Intervention de Michelle Meunier

Commission des affaires sociales — Réunion du 3 avril 2019 à 9:5
Financement de la dépendance — Examen du rapport d'information fait au nom de la mission d'évaluation et de contrôle de la sécurité sociale

Photo de Michelle MeunierMichelle Meunier, rapporteure :

Deux grandes séries de remarques s'imposent néanmoins avant d'en venir à nos préconisations.

Un reste à charge global de 7 milliards d'euros pour une population de 1,2 million de personnes donne un résultat moyen mensuel de 490 euros. Ce chiffre cache néanmoins de très importantes disparités entre les personnes suivies à leur domicile et les personnes accueillies en établissement : 80 euros par mois en moyenne pour les premières et près de 950 euros pour les secondes. Permettez-moi d'insister un moment sur ce dernier chiffre, dont on trouve quantité d'estimations différentes, souvent maximalistes : il s'agit du reste à charge mensuel moyen global d'un résident d'Ehpad après intervention de l'ensemble des financeurs publics. Bien que d'autres estimations plus élevées, privilégiant le reste à charge médian ou le reste à charge avant versement de l'aide à l'hébergement, soient abondamment diffusées au sein du grand public, nous préférons nous fonder sur ce chiffre qui nous paraît plus à même d'illustrer la réalité financière de la dépendance d'une personne âgée.
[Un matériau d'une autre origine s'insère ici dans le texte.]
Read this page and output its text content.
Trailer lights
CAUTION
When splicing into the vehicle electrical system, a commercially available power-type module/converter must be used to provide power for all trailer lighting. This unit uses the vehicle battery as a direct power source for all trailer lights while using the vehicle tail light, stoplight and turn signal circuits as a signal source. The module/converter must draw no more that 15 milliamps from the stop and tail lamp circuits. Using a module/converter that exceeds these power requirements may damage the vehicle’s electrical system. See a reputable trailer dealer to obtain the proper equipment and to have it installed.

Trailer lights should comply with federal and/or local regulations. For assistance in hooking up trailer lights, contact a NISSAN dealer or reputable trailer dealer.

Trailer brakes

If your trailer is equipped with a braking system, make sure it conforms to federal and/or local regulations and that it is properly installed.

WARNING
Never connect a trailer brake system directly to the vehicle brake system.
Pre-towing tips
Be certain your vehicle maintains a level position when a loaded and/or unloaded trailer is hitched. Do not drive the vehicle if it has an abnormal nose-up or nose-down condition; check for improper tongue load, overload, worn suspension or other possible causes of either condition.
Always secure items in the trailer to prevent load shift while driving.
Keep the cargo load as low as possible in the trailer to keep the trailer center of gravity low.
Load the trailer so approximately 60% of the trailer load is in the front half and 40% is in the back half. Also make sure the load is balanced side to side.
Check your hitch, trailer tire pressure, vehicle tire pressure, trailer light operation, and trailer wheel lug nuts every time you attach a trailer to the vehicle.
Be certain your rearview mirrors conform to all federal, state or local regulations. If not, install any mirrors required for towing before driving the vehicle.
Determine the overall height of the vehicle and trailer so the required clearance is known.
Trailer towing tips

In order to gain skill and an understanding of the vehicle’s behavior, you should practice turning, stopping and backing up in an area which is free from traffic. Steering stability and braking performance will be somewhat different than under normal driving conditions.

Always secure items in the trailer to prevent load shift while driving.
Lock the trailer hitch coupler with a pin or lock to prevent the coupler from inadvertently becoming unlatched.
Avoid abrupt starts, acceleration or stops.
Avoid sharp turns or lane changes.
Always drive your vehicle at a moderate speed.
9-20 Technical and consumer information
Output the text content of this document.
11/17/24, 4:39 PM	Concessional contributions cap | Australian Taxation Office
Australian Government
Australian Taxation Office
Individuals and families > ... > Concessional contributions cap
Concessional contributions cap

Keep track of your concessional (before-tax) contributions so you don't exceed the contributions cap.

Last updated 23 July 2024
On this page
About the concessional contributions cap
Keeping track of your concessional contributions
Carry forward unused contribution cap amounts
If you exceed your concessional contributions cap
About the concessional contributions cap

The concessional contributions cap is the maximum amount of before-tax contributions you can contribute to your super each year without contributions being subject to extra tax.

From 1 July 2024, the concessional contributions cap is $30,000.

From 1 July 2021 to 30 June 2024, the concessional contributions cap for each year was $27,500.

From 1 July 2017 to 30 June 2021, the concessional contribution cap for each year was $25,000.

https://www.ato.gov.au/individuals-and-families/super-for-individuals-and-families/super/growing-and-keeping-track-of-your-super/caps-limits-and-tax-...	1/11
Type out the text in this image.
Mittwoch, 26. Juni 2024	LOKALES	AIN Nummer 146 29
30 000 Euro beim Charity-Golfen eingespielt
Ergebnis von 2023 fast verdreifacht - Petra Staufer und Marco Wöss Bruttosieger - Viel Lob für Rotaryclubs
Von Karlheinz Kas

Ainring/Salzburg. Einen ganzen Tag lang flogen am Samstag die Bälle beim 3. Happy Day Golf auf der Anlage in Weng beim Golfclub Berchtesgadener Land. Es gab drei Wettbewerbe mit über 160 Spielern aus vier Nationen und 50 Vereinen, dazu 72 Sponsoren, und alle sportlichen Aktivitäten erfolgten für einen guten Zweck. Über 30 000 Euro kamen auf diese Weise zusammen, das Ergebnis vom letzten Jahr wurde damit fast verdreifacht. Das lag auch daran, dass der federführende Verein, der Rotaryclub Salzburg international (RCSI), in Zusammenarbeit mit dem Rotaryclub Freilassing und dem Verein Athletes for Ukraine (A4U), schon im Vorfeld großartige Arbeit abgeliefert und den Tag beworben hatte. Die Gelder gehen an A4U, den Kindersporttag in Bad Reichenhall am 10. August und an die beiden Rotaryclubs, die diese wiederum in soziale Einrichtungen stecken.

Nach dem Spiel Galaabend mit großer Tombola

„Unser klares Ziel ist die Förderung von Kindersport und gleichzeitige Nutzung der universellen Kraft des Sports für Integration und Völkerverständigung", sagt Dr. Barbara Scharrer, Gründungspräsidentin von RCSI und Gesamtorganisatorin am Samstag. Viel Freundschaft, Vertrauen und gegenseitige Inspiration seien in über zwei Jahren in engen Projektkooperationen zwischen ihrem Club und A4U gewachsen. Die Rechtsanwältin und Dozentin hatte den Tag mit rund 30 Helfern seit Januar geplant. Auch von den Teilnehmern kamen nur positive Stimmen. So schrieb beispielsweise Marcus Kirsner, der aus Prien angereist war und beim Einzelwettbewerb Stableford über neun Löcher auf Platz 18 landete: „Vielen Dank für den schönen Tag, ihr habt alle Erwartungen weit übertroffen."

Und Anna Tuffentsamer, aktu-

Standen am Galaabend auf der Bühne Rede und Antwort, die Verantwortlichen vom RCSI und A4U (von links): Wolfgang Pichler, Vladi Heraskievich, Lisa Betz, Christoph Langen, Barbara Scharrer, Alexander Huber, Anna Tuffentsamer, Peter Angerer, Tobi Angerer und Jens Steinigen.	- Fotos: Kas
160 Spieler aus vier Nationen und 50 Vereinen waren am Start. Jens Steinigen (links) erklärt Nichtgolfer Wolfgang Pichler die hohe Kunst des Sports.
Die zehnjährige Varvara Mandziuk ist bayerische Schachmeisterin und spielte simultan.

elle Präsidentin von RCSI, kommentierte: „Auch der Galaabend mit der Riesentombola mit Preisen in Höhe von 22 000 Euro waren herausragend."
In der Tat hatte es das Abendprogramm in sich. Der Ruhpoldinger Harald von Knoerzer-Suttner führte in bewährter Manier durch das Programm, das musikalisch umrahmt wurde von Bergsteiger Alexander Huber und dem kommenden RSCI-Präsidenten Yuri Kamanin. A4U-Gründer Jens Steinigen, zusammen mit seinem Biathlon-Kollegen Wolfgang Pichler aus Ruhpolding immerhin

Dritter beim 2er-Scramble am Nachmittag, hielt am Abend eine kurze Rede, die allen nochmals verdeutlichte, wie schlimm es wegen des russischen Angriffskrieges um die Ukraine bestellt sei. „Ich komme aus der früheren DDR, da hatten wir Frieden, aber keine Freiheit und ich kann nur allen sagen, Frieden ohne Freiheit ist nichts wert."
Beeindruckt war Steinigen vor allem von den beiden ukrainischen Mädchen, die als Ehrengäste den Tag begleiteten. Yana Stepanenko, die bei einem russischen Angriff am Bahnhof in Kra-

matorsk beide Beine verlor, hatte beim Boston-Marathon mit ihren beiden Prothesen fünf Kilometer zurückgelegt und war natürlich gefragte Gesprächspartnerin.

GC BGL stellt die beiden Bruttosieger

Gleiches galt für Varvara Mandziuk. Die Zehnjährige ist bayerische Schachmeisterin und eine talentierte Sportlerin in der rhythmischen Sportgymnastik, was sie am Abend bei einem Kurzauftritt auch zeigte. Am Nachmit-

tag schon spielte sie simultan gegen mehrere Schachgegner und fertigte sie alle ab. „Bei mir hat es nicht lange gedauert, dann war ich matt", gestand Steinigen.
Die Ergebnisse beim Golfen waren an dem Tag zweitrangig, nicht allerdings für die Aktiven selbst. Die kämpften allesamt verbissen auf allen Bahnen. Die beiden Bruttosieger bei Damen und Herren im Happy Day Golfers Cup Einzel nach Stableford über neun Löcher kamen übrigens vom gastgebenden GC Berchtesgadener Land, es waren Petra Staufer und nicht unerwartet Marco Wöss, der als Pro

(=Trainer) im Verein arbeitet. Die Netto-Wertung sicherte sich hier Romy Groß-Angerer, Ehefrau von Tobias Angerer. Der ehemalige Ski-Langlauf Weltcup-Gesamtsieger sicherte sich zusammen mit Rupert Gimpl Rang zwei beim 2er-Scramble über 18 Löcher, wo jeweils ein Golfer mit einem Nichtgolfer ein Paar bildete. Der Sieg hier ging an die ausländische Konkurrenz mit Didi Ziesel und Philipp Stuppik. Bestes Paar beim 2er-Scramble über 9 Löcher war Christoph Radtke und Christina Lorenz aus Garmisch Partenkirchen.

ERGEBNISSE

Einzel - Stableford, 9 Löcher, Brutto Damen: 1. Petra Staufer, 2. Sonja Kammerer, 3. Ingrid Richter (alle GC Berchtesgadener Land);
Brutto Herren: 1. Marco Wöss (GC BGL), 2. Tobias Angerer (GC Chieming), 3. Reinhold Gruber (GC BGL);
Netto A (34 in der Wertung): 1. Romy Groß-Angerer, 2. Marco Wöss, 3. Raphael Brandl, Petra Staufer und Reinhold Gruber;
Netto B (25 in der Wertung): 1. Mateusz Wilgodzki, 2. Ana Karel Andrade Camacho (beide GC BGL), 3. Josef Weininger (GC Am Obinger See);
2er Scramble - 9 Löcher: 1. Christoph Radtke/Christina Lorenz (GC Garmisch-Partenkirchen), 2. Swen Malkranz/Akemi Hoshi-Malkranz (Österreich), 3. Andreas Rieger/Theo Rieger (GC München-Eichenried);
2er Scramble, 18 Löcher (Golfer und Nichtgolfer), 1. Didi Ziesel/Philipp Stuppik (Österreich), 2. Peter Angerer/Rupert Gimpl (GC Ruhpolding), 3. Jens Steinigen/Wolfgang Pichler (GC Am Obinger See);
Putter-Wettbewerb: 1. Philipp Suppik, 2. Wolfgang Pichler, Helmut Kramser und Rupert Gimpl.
Cette profonde disparité entre le domicile et l'établissement n'est pas due, à notre sens, qu'aux frais mécaniquement plus élevés qu'engendre un accueil hôtelier en Ehpad. Elle trouve également sa source dans deux anomalies particulières, que nous préconisons de corriger au plus vite :

- les modalités différentes de calcul par le conseil départemental d'une APA à domicile et d'une APA en établissement. Dans le premier cas, les besoins particuliers de la personne sont précisément pris en compte, mais le taux de sa participation financière atteint rapidement des niveaux dissuasifs. Dans le second cas, le versement à l'Ehpad par le conseil départemental d'un forfait global à l'autonomie atténue certes la participation financière des personnes mais ne tient qu'imparfaitement compte des besoins exprimés par chacun ;

- en découle un phénomène que nos pouvoirs publics n'ont que peu identifié jusqu'à présent : le renoncement de la personne âgée suivie à domicile à une partie du plan APA auquel elle a pourtant droit sur la seule base de ses ressources financières. Ce phénomène n'est pas aisément quantifiable, mais il serait très intéressant de savoir la part effectivement consommée par les ménages des plans d'aide APA construits par les équipes médico-sociales des départements. Nous sommes persuadés que les résultats de cette enquête révèleraient d'importants taux de non-recours à l'APA à domicile pour motifs financiers.

L'autre grande remarque que nous voulions formuler a trait à la compétence du conseil départemental pour la politique publique de la dépendance, qui serait, selon certaines voix, à l'origine d'une hétérogénéité territoriale particulièrement dommageable. Souvenez-vous à cet égard des débats particulièrement houleux qui avaient émaillé le début d'année 2018, avec la parution d'un décret autorisant les présidents de conseils départementaux de verser les forfaits globaux dépendance aux Ehpad en fonction d'un « point GIR départemental ».

Force est néanmoins de constater que l'exercice par le département de la compétence dépendance ne s'est en réalité nullement traduit par un approfondissement des inégalités entre territoires. Nous avons diligenté une enquête fouillée auprès de l'ADF, qui nous a fait parvenir des résultats particulièrement représentatifs : la part des plans d'aide APA pris en charge par le département tourne autour d'une moyenne de 400 euros mensuels, dont très peu de départements s'éloignent significativement. La même conclusion s'impose pour la pratique des fameux « points GIR départementaux », tous concentrés autour d'une moyenne de 7 euros.

À nos yeux, le risque d'une couverture inégalitaire de la perte d'autonomie doit d'abord être imputé aux contraintes budgétaires qui s'exercent sur l'ensemble des départements et non sur une tendance naturelle qu'auraient ces derniers à s'écarter d'une épure globale. Nous sommes très conscients de la séduction qu'opèrent les solutions faciles qui envisagent la reprise de la compétence dépendance par l'échelon national : le totem récurrent de l'uniformité - parente nécessaire de l'efficacité - n'a jamais été autant brandi comme le remède miracle aux niveaux préoccupants de reste à charge.

Nous souhaitons inciter à la plus grande prudence en ce domaine. Outre qu'il traduirait, sur la base de postulats théoriques contestables, une grave erreur de diagnostic, le retrait au conseil départemental de la compétence en matière d'autonomie priverait les personnes âgées d'un acteur public de proximité, plus que jamais nécessaire.